„Diskussion eröffnen“

■ Frankfurter Autonome, Antiimps, universitäre Linke Liste und grüne Fundamentalisten saßen auf einem Podium / Eine Veranstaltung zum Hungerstreik /

Mit 20 Minuten Verspätung begann am Donnerstag abend die Veranstaltung im Hörsaal VI. Der Frankfurter Universitätspräsident Ring hatte den traditionsreichen Raum für die von der universitären Linken Liste zum Hungerstreik der RAF-Gefangenen organisierte Veranstaltung sperren lassen. Die DiskutantInnen verschafften sich dennoch Einlaß.

„Die Diskussion eröffnen“ hieß das Motto, und tatsächlich wurden zum ersten Mal in der Main-Metropole die unterschiedlichen Positionen von Autonomen, universitärer Linker Liste, von „Antiimps“ (die das Konzept des antiimperialistischen Kampfes der RAF als ihre politische Basis ansehen) und grünen Fundamentalisten deutlich.

Die Antiimps halten zur Zeit das Büro der Grünen im Ex-KBW -Haus in der Mainzer Landstraße 147 in Frankfurt besetzt. Sie fordern dort eine ganze Etage für sich. „Ich habe immer versucht zu begreifen, warum die in Frankfurt so viele Räume brauchen“, wundert sich eine aus Hamburg angereiste Frau vom „Initiativkreis zum Erhalt der Hafenstraße“. In Hamburg habe es ein breites Bündnis gegen Isolationshaft und für Zusammenlegung gegeben. Demgegenüber gingen die Frankfurter Besetzer auf Kollisionskurs. Sie verurteilten die derzeitigen Verhandlungen um die Zusammenlegung als Manöver des Staates und der ihn tragenden Gruppen, zum Beispiel der Grünen. Damit sollten die Gefangenen in eine Kleingruppen -Isolation gezwungen und „die Bewegung gekippt oder gespalten“ werden.

Die Autonomen nannten die Zusammenlegung einen Schritt im „sich verbreiternden Knastkampf“, der auf Dauer auch die sozialen Gefangenen einbeziehen müsse. Der §129a und die Haftbedingungen der RAF träfen auch jene, die bei der „direkten Aneignung des gesellschaftlichen Reichtums“ mit der Staatsgewalt konfrontiert würden. Dem RAF-Hungerstreik müßten sich auch andere Gefangene mit „eigenen Vorstellungen“ anschließen können. Sie hätten oft genug - im Gegensatz zu den sogenannten politischen Gefangenen - eher gegen eine Zusammenlegung in „zwangsweise Wohngruppen“ zum Zweck der gegenseitigen „sozialen Kontrolle“ zu kämpfen. Ähnlich argumentierte auch die Linke Liste. Ihre VertreterInnen forderten den - kritischen - Dialog mit allen gesellschaftlichen Gruppen. Gleichzeitig setzten sie sich mit der „Militärstrategie“ und dem „Kriegsbegriff“ der RAF auseinander, der durch einen „breiteren Subversionsbegriff ersetzt“ werden müsse.

Die grüne Fundamentalistin Manon Tuckfeld schließlich setzte sich für eine Zusammenlegung der Gefangenen „in zwei große Gruppen“ ein. Außerdem sei eine Amnestie „überfällig“, und zwar „nicht als Gnade, sondern aus Gerechtigkeit“. Die Rednerin erntete wie auch die Linke Liste im vollbesetzten Saal heftigen Beifall.

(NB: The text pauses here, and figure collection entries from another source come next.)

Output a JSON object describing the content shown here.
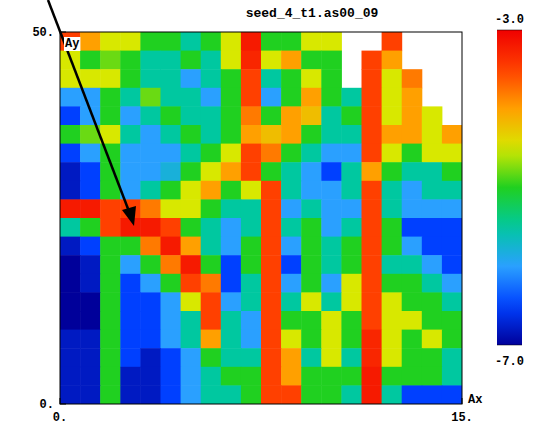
{
  "chart_data": {
    "type": "heatmap",
    "title": "seed_4_t1.as00_09",
    "x_label": "Ax",
    "y_label": "Ay",
    "x": [
      0.375,
      1.125,
      1.875,
      2.625,
      3.375,
      4.125,
      4.875,
      5.625,
      6.375,
      7.125,
      7.875,
      8.625,
      9.375,
      10.125,
      10.875,
      11.625,
      12.375,
      13.125,
      13.875,
      14.625
    ],
    "y": [
      48.75,
      46.25,
      43.75,
      41.25,
      38.75,
      36.25,
      33.75,
      31.25,
      28.75,
      26.25,
      23.75,
      21.25,
      18.75,
      16.25,
      13.75,
      11.25,
      8.75,
      6.25,
      3.75,
      1.25
    ],
    "cells": [
      [
        -3.5,
        -4,
        -4.5,
        -4.5,
        -5,
        -5,
        -5.5,
        -5,
        -4.5,
        -3.2,
        -5,
        -5,
        -4.5,
        -4.5,
        null,
        null,
        -3.5,
        null,
        null,
        null
      ],
      [
        -4.5,
        -5,
        -4.8,
        -5,
        -5.5,
        -5.5,
        -5,
        -5.5,
        -4.5,
        -3.3,
        -4.5,
        -4,
        -5,
        -5,
        null,
        -3.5,
        -4,
        null,
        null,
        null
      ],
      [
        -4.5,
        -4.5,
        -4.5,
        -5,
        -5.5,
        -5.5,
        -6,
        -5.5,
        -5,
        -3.5,
        -5.5,
        -5,
        -4.5,
        -5,
        null,
        -3.5,
        -4.5,
        -3.8,
        null,
        null
      ],
      [
        -6,
        -6,
        -5,
        -5.5,
        -4.8,
        -5.5,
        -5.5,
        -6,
        -5,
        -3.5,
        -6,
        -5,
        -4,
        -5,
        -5.5,
        -3.5,
        -4.5,
        -4,
        null,
        null
      ],
      [
        -6.5,
        -6,
        -5,
        -6,
        -5.5,
        -5,
        -5.5,
        -5.5,
        -5,
        -3.8,
        -5,
        -4,
        -4.2,
        -5.5,
        -5,
        -3.5,
        -4.5,
        -4,
        -4.5,
        null
      ],
      [
        -5,
        -4.8,
        -4.5,
        -5.5,
        -6,
        -5.5,
        -5,
        -5.5,
        -5,
        -4,
        -4.2,
        -4,
        -5,
        -5.5,
        -5.5,
        -3.5,
        -4,
        -4,
        -4.5,
        -4
      ],
      [
        -6.5,
        -6,
        -5,
        -6,
        -6,
        -6,
        -5.5,
        -5,
        -4.5,
        -3.5,
        -3.8,
        -5,
        -5.5,
        -6,
        -6,
        -3.5,
        -4.5,
        -5,
        -4.5,
        -4.5
      ],
      [
        -6.8,
        -6.5,
        -5,
        -6,
        -6,
        -5.8,
        -5,
        -4.5,
        -4,
        -3.5,
        -5,
        -5.5,
        -6,
        -6.5,
        -5.5,
        -4,
        -5,
        -5.5,
        -5.5,
        -5
      ],
      [
        -6.8,
        -6.5,
        -5,
        -6,
        -5.5,
        -5,
        -4.5,
        -4,
        -5,
        -4.5,
        -3.5,
        -5.5,
        -6,
        -6,
        -5.5,
        -3.5,
        -5.5,
        -6,
        -5.5,
        -5.5
      ],
      [
        -3.2,
        -3.2,
        -3.5,
        -3.5,
        -3.8,
        -4.5,
        -4.5,
        -5,
        -5.5,
        -5.5,
        -3.5,
        -6,
        -5.5,
        -6,
        -6,
        -3.5,
        -5.5,
        -6,
        -6,
        -6
      ],
      [
        -5.5,
        -5,
        -3.5,
        -3.2,
        -3.2,
        -3.5,
        -5,
        -5.5,
        -6,
        -5.5,
        -3.5,
        -5.5,
        -5,
        -6,
        -5.5,
        -3.5,
        -5,
        -6.5,
        -6.5,
        -6.5
      ],
      [
        -6.8,
        -6.5,
        -5,
        -5,
        -3.8,
        -3.2,
        -4,
        -5.5,
        -6,
        -5,
        -3.5,
        -6,
        -5,
        -5.5,
        -5,
        -3.5,
        -5,
        -6,
        -6.5,
        -6.5
      ],
      [
        -7,
        -6.8,
        -5,
        -6,
        -5,
        -3.8,
        -3.2,
        -5,
        -6.5,
        -5,
        -3.5,
        -6.5,
        -5,
        -5.5,
        -5,
        -3.5,
        -5.5,
        -5.5,
        -6,
        -6.5
      ],
      [
        -7,
        -6.8,
        -5,
        -6.5,
        -6,
        -5,
        -3.5,
        -3.8,
        -6.5,
        -5.5,
        -3.5,
        -6,
        -5,
        -6,
        -4.5,
        -3.5,
        -5,
        -5,
        -5.5,
        -6
      ],
      [
        -7,
        -7,
        -5,
        -6.5,
        -6.5,
        -6,
        -4.5,
        -3.5,
        -6,
        -5.5,
        -3.5,
        -5.5,
        -4.5,
        -5.5,
        -4.5,
        -3.5,
        -4.5,
        -5,
        -5,
        -5.5
      ],
      [
        -7,
        -7,
        -5,
        -6.5,
        -6.5,
        -6,
        -5.5,
        -3.5,
        -5.5,
        -6,
        -3.5,
        -5,
        -5,
        -4.5,
        -5,
        -3.5,
        -4.5,
        -4.5,
        -5,
        -5
      ],
      [
        -6.8,
        -6.8,
        -5,
        -6.5,
        -6.5,
        -6,
        -5.5,
        -4,
        -5.5,
        -6,
        -3.5,
        -4.5,
        -5,
        -4.5,
        -5,
        -3.3,
        -4.5,
        -5,
        -4.5,
        -5
      ],
      [
        -6.8,
        -6.8,
        -5,
        -6.5,
        -6.8,
        -6.5,
        -6,
        -5,
        -5.5,
        -5.5,
        -3.5,
        -4,
        -5.5,
        -4.5,
        -5.5,
        -3.3,
        -4.5,
        -5,
        -5,
        -5.5
      ],
      [
        -6.8,
        -6.8,
        -5,
        -6.8,
        -6.8,
        -6.5,
        -6,
        -5.5,
        -5,
        -5,
        -3.5,
        -4,
        -5,
        -5,
        -5,
        -3.2,
        -5,
        -5,
        -5,
        -5.5
      ],
      [
        -6.8,
        -6.8,
        -5,
        -6.8,
        -6.8,
        -6.5,
        -6,
        -5.5,
        -5.5,
        -5,
        -3.5,
        -3.5,
        -5,
        -5,
        -5.5,
        -3.2,
        -5.5,
        -6.5,
        -6.5,
        -6.5
      ]
    ],
    "xlim": [
      0,
      15
    ],
    "ylim": [
      0,
      50
    ],
    "xticks": [
      {
        "value": 0,
        "label": "0."
      },
      {
        "value": 15,
        "label": "15."
      }
    ],
    "yticks": [
      {
        "value": 0,
        "label": "0."
      },
      {
        "value": 50,
        "label": "50."
      }
    ],
    "colorbar": {
      "range": [
        -7,
        -3
      ],
      "ticks": [
        {
          "value": -3,
          "label": "-3.0"
        },
        {
          "value": -7,
          "label": "-7.0"
        }
      ]
    }
  }
}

Die Abgesandte des Initiativkreises Hafenstraße schilderte beredt den großen Hamburger Konsens. Eine Auseinandersetzung mit der Politik der RAF hielt sie allerdings erst dann für möglich, wenn die Zusammenlegung durchgesetzt sei. Sie forderte auf, an den Universitäten dafür zu streiken.

Auf die Frankfurter Probleme mit dem „breiten Konsens“ wies eine Mitarbeiterin des besetzten Hauses hin. Dort arbeiten über 20 linke Gruppen, die den Besetzern eine Frist bis zum 5. April eingeräumt haben, die von ihnen beanspruchte Etage wieder zu räumen und sich in zwei ihnen zugestandene Räume zurückzuziehen. Sie nannte das Verhalten der Besetzer die „schlechteste Form der Unterstützung für den Hungerstreik, wenn sich hier linke Gruppen gegenüberstehen“. Die Besetzer hielten dagegen, diese Gruppen seien weitgehend „nicht mehr links“. Der Immobilientausch mit der Commerzbank, auf den sich die kollektiven BesitzerInnen des Hauses eingelassen hätten, beweise das.